The Ballad of the White Horse had been a poem about English legends and origins. The History too was called a poem by the reviewers. And it was. It was a poem about Falstaff and Sam Weller and even the Artful Dodger who in so many British colonies had turned into Robinson Crusoe. His rulers had tried to educate him, they had tried to Germanize him and to teach him "to embrace a Saxon because he was the other half of an Anglo-Saxon." All English culture had been based for a century and more on ardent admiration for German Kultur. And then—

. . . the day came, and the ignorant fellow found he had other things to learn. And he was quicker than his educated countrymen, for he had nothing to unlearn.

He in whose honour all had been said and sung, stirred, and stepped across the border of Belgium. Then were spread out before men's eyes all the beauties of his culture and all the benefits of his organization; then we beheld under a lifting daybreak what light we had followed and after what image we had laboured to refashion ourselves. Nor in any story of mankind has the irony of God chosen the foolish things so catastrophically to confound the wise. For the common crowd of poor and ignorant Englishmen, because they only knew that they were Englishmen, burst through the filthy cobwebs of four hundred years and stood where their fathers stood when they knew that they were Christian men. The English poor, broken in every revolt, bullied by every fashion, long despoiled of property, and now being despoiled of liberty, entered history with a noise of trumpets, and turned themselves in two years into one of the iron armies of the world. And when the critic of politics and literature, feeling that this war is after all heroic, looks around him to find the hero, he can point to nothing but a mob.

CHAPTER XXII

After the Armistice

THE MONTHS THAT followed the signing of the Armistice were the darkest in Gilbert Chesterton's life. Nothing but the immense natural high spirits of the New Witness group could have carried them through the many years in which they cried their unheeded warnings to England. But now as the war drew to an end a new note of optimism had become audible. The Prussian menace was almost conquered. Our soldiers would return and would bring with them the courage and confidence of victors. They might overthrow the governing plutocracy and build again an England of freedom and sanity. But one soldier did not return—the one to whom this group looked for comradeship and inspiration. On December 6, 1918, Cecil Chesterton died in hospital in France.
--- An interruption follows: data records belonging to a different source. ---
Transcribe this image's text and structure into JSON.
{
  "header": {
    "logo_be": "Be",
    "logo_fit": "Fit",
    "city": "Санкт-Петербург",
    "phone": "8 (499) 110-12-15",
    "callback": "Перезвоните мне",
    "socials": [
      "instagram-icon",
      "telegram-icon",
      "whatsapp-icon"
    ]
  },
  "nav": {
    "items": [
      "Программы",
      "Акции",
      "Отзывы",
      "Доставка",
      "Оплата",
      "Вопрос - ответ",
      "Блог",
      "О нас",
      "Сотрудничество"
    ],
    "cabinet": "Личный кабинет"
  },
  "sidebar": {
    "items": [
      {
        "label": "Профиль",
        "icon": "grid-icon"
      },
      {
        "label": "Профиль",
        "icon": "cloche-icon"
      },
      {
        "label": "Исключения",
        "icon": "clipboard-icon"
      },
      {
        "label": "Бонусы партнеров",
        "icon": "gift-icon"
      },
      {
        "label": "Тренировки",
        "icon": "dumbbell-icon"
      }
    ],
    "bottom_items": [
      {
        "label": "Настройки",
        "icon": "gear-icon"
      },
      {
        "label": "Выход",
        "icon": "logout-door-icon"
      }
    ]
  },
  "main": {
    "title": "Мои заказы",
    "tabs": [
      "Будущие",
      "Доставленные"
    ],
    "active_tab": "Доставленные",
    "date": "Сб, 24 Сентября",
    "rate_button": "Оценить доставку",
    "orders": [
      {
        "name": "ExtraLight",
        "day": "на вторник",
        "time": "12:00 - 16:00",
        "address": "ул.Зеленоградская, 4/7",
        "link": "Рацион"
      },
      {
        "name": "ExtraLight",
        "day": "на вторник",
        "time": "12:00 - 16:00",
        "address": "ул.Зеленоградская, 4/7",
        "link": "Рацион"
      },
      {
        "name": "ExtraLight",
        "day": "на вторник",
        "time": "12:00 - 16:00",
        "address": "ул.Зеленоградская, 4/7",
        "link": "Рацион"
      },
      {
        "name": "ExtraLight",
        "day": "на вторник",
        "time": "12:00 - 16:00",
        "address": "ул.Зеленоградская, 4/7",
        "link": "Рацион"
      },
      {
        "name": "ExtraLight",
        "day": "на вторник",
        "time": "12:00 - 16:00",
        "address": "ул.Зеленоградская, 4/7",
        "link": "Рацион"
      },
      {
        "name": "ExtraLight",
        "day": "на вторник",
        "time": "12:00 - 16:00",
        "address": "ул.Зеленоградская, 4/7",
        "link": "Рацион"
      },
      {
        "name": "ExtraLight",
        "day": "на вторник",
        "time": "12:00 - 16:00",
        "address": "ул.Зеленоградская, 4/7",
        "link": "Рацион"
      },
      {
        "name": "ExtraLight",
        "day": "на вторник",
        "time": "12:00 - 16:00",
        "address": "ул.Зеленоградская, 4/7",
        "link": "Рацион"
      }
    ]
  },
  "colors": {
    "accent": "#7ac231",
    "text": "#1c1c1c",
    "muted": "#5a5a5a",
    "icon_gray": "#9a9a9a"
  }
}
"His courage was heroic, native, positive and equal," wrote Belloc, "always at the highest potentiality of courage. . . ."

Gilbert wrote:

He lived long enough to march to the victory which was for him a supreme vision of liberty and the light. The work which he put first he did before he died. The work which he put second, but very near to the other, he left for us to do. There are many of us who will abandon many other things, and recognize no greater duty than to do it.

This second work was the fight at home against corruption and for freedom for the English people. It is impossible to remember Gilbert Chesterton vividly and to write the word bitterness. It was rather with a profound and burning indignation that he thought of his fellow Englishmen who had fought and died—and then looked up and saw "Marconi George" and "Marconi Isaacs," still rulers of the fate of his country. Thus meditating he wrote an "Elegy in a Country Churchyard."